El mapa sindical de la Ertzaintza ha dado un giro radical. Euspel se ha impuesto en las elecciones sindicales y se convierte en la fuerza mayoritaria dentro de la policía vasca, poniendo fin a dos décadas de hegemonía de Erne. El resultado refleja un cambio profundo en el ánimo de la plantilla y marca un antes y un después en la representación de los agentes.
El sindicato ganador ha logrado más de 1.700 votos, duplicando sus resultados respecto a 2022. Su crecimiento se explica, en gran parte, por haber sabido canalizar el malestar de muchos ertzainas, especialmente tras el acuerdo regulador firmado con el Departamento de Seguridad.
Un ascenso impulsado por el descontento
Euspel ha construido su victoria sobre un discurso crítico con el convenio firmado por otras centrales y su cercanía al movimiento “Ertzainas en lucha”, que en los últimos años aglutinó buena parte de las protestas internas. Sin grandes confrontaciones durante la campaña, ha apostado por un perfil bajo que finalmente le ha dado resultado.
El sindicato ha logrado imponerse en comisarías clave como Bilbao, Sestao o Vitoria, además de reforzar sus bastiones tradicionales, consolidándose como la opción preferida por una parte importante de la base.
Esan resiste, pero se queda a las puertas
En segunda posición queda Esan, que ha estado muy cerca de la victoria, a apenas unas decenas de votos. Aunque mantiene el mismo número de delegados que Euspel, pierde parte de su respaldo respecto a las anteriores elecciones.

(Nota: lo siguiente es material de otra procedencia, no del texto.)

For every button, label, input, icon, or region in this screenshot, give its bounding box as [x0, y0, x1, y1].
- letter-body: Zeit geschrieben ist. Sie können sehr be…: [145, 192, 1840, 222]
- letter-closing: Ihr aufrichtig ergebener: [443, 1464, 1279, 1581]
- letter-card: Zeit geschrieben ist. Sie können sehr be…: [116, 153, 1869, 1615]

La central había centrado su campaña en poner en valor el acuerdo alcanzado con el Gobierno vasco, defendiendo mejoras salariales para los agentes, pero ese mensaje no ha sido suficiente para frenar el avance de su principal rival.

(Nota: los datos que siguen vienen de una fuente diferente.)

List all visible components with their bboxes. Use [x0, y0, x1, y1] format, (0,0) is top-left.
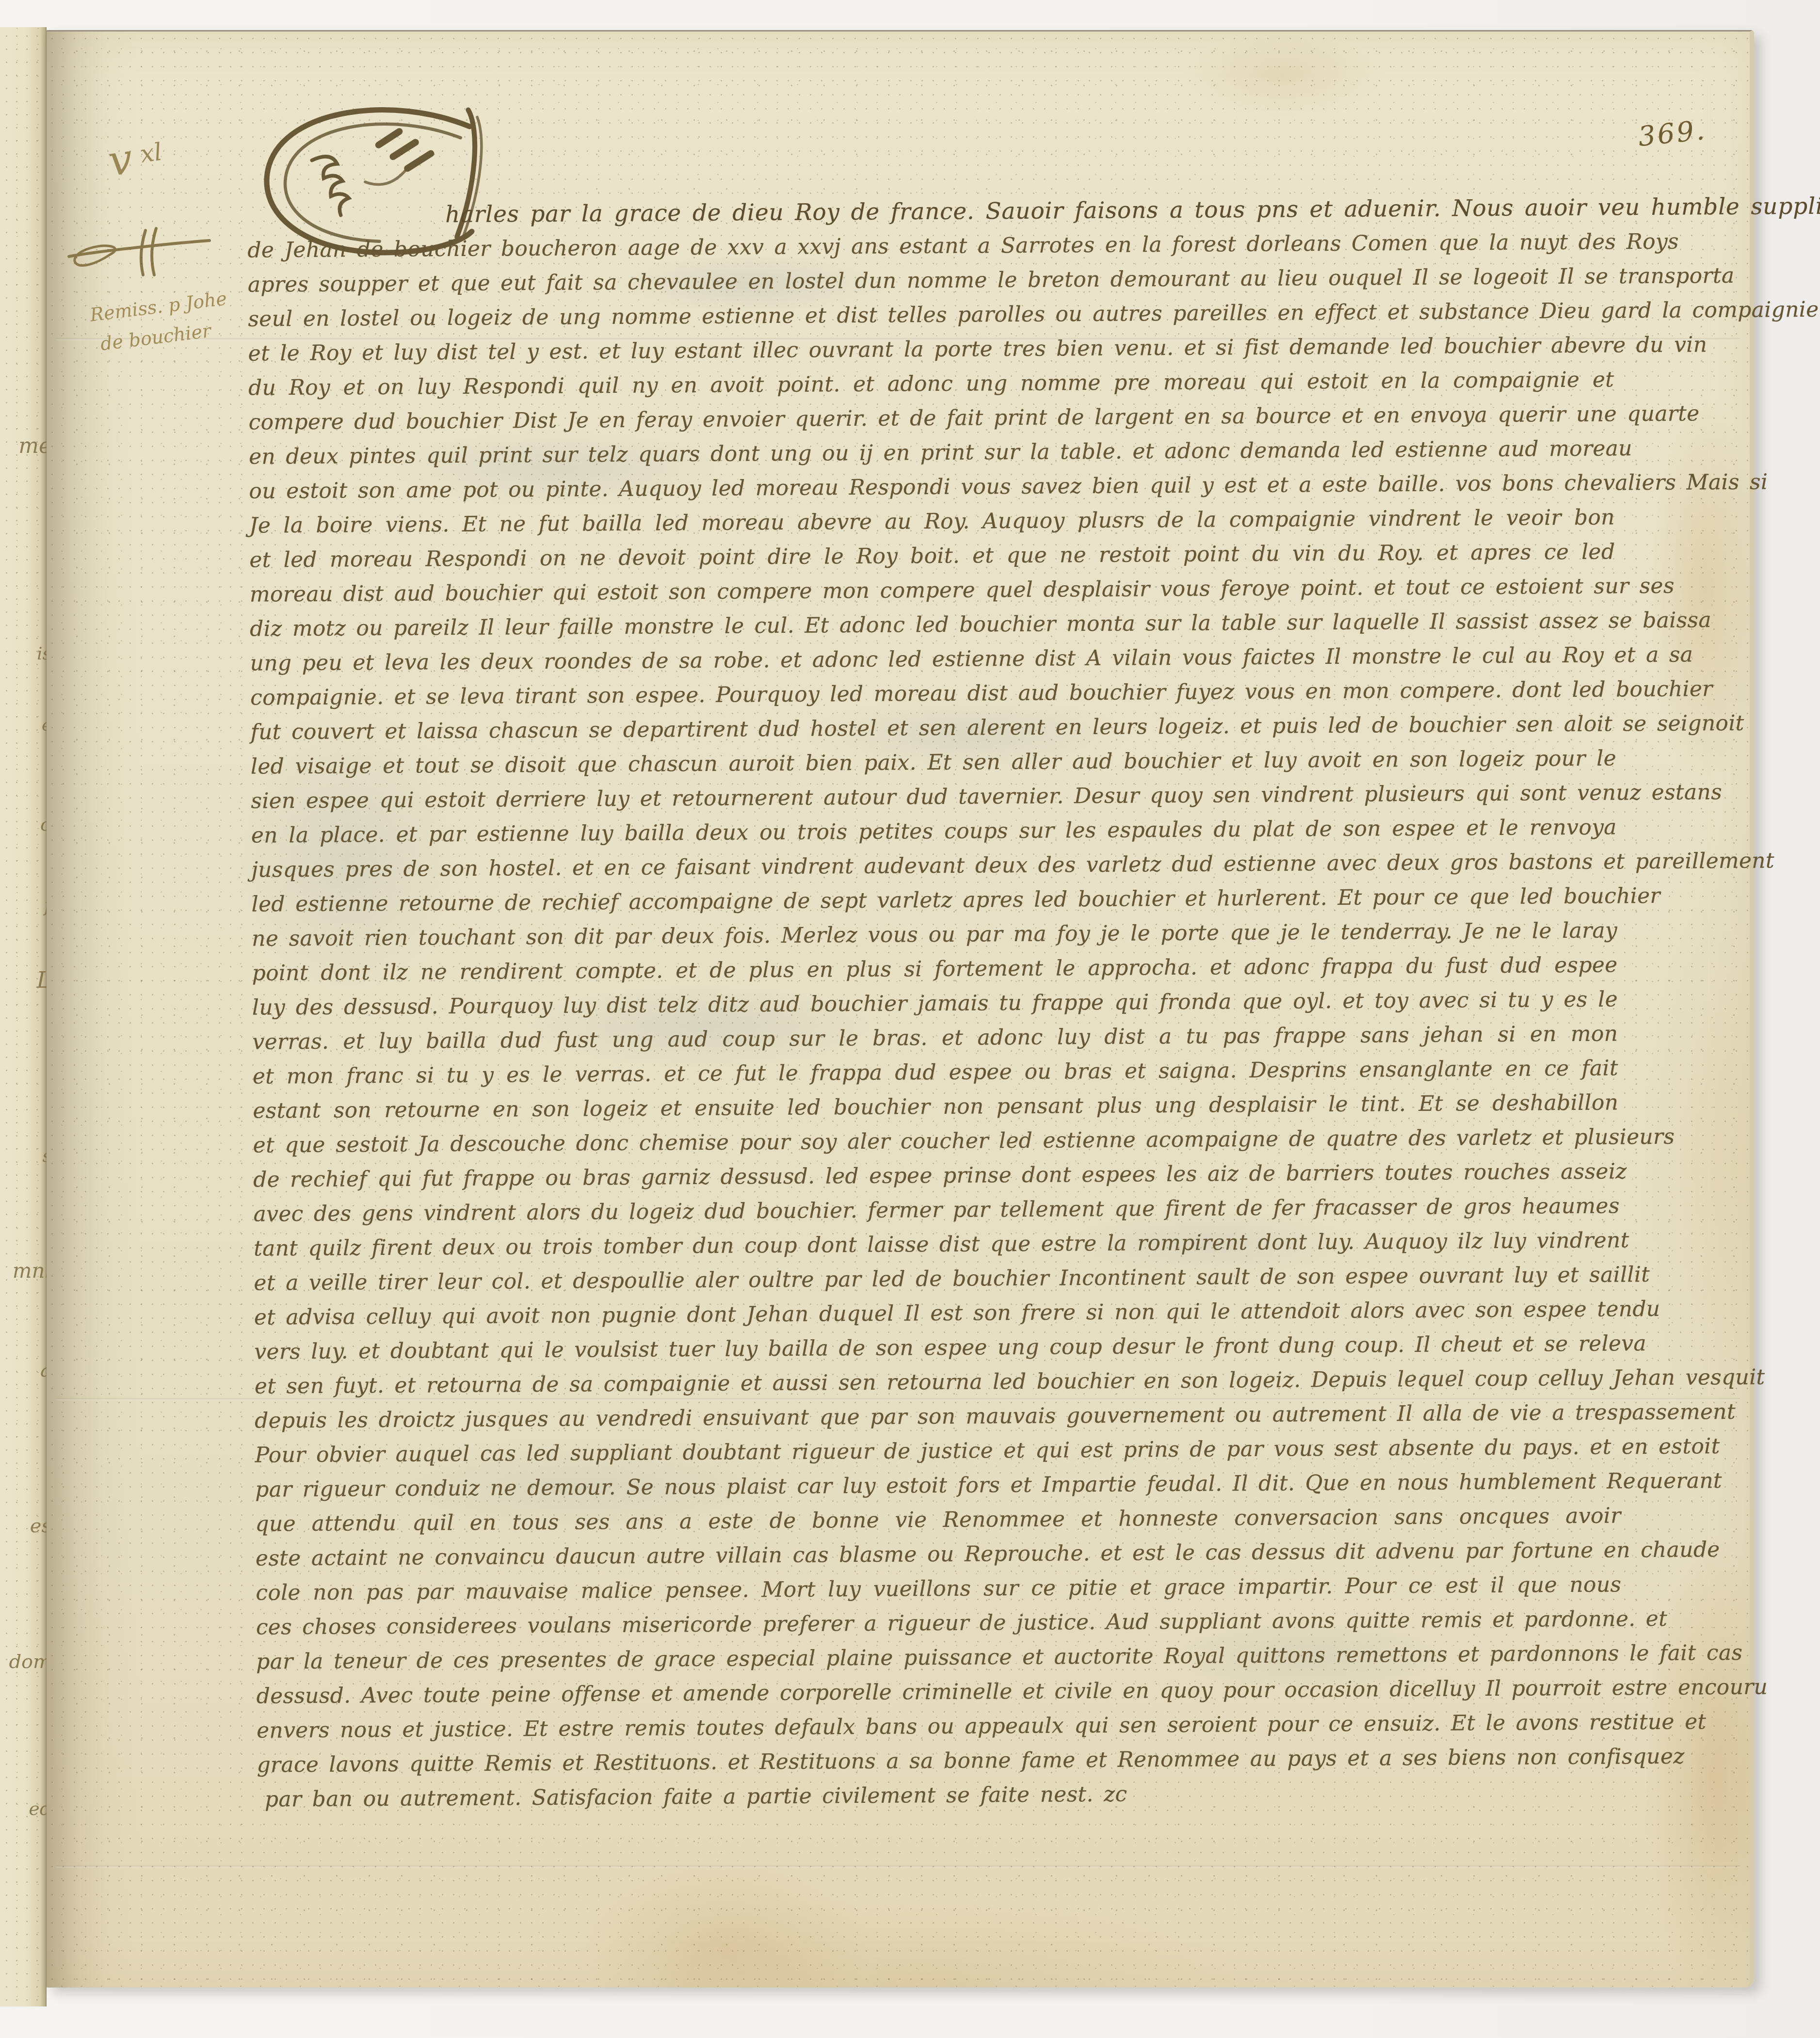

Desplome histórico de Erne
El dato más llamativo de la jornada lo protagoniza Erne. El sindicato, que llevaba 20 años siendo la primera fuerza, sufre una caída del 42% en apoyos y pasa a ocupar la tercera posición.

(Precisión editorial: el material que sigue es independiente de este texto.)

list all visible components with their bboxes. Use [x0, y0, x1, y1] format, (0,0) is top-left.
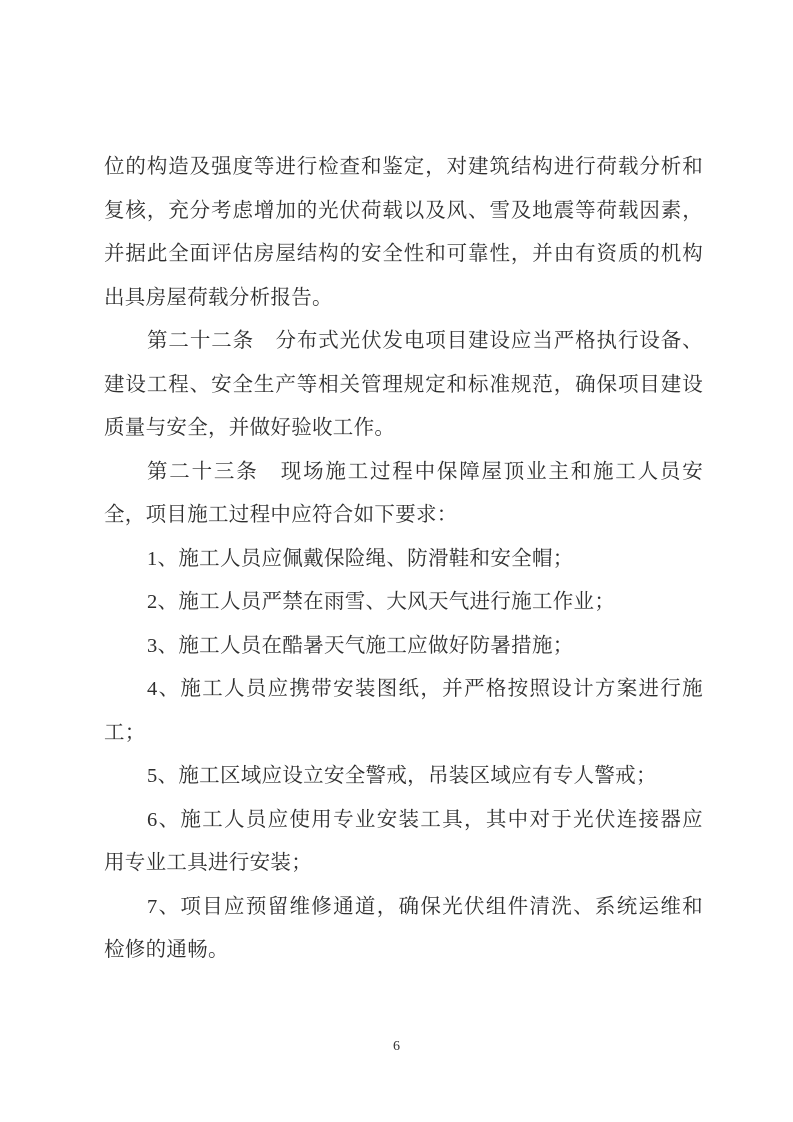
text-line: 并据此全面评估房屋结构的安全性和可靠性，并由有资质的机构: [104, 233, 703, 277]
text-line: 位的构造及强度等进行检查和鉴定，对建筑结构进行荷载分析和: [104, 146, 703, 190]
page-number: 6: [0, 1036, 793, 1058]
paragraph: 第二十三条 现场施工过程中保障屋顶业主和施工人员安全，项目施工过程中应符合如下要…: [104, 451, 703, 538]
paragraph: 4、施工人员应携带安装图纸，并严格按照设计方案进行施工；: [104, 668, 703, 755]
text-line: 第二十三条 现场施工过程中保障屋顶业主和施工人员安: [104, 451, 703, 495]
text-line: 4、施工人员应携带安装图纸，并严格按照设计方案进行施: [104, 668, 703, 712]
document-page: 位的构造及强度等进行检查和鉴定，对建筑结构进行荷载分析和复核，充分考虑增加的光伏…: [0, 0, 793, 1122]
paragraph: 6、施工人员应使用专业安装工具，其中对于光伏连接器应用专业工具进行安装；: [104, 799, 703, 886]
text-line: 6、施工人员应使用专业安装工具，其中对于光伏连接器应: [104, 799, 703, 843]
paragraph: 位的构造及强度等进行检查和鉴定，对建筑结构进行荷载分析和复核，充分考虑增加的光伏…: [104, 146, 703, 320]
text-line: 2、施工人员严禁在雨雪、大风天气进行施工作业；: [104, 581, 703, 625]
text-line: 质量与安全，并做好验收工作。: [104, 407, 703, 451]
text-line: 出具房屋荷载分析报告。: [104, 277, 703, 321]
paragraph: 5、施工区域应设立安全警戒，吊装区域应有专人警戒；: [104, 755, 703, 799]
text-line: 1、施工人员应佩戴保险绳、防滑鞋和安全帽；: [104, 538, 703, 582]
text-line: 检修的通畅。: [104, 929, 703, 973]
paragraph: 3、施工人员在酷暑天气施工应做好防暑措施；: [104, 625, 703, 669]
text-line: 5、施工区域应设立安全警戒，吊装区域应有专人警戒；: [104, 755, 703, 799]
text-line: 3、施工人员在酷暑天气施工应做好防暑措施；: [104, 625, 703, 669]
paragraph: 7、项目应预留维修通道，确保光伏组件清洗、系统运维和检修的通畅。: [104, 886, 703, 973]
text-line: 建设工程、安全生产等相关管理规定和标准规范，确保项目建设: [104, 364, 703, 408]
paragraph: 2、施工人员严禁在雨雪、大风天气进行施工作业；: [104, 581, 703, 625]
text-line: 工；: [104, 712, 703, 756]
text-line: 7、项目应预留维修通道，确保光伏组件清洗、系统运维和: [104, 886, 703, 930]
text-line: 用专业工具进行安装；: [104, 842, 703, 886]
text-line: 复核，充分考虑增加的光伏荷载以及风、雪及地震等荷载因素，: [104, 190, 703, 234]
paragraph: 第二十二条 分布式光伏发电项目建设应当严格执行设备、建设工程、安全生产等相关管理…: [104, 320, 703, 451]
text-line: 全，项目施工过程中应符合如下要求：: [104, 494, 703, 538]
document-body: 位的构造及强度等进行检查和鉴定，对建筑结构进行荷载分析和复核，充分考虑增加的光伏…: [104, 146, 703, 973]
text-line: 第二十二条 分布式光伏发电项目建设应当严格执行设备、: [104, 320, 703, 364]
paragraph: 1、施工人员应佩戴保险绳、防滑鞋和安全帽；: [104, 538, 703, 582]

Este retroceso llega en un momento de transición interna, tras la jubilación de su histórico líder y un cambio en la dirección, y refleja el desgaste acumulado tras años de liderazgo.
Los resultados también dejan fuera de los principales órganos de representación a sindicatos como Sipe, ELA y Ekos, y evidencian un aumento de la abstención respecto a anteriores comicios.Este nuevo escenario abre interrogantes sobre el futuro de la paz social dentro de la Ertzaintza. Tras años de tensiones y protestas, el acuerdo regulador parecía haber calmado la situación, pero el giro electoral apunta a que el malestar sigue presente y podría influir en la estrategia de los sindicatos en los próximos meses.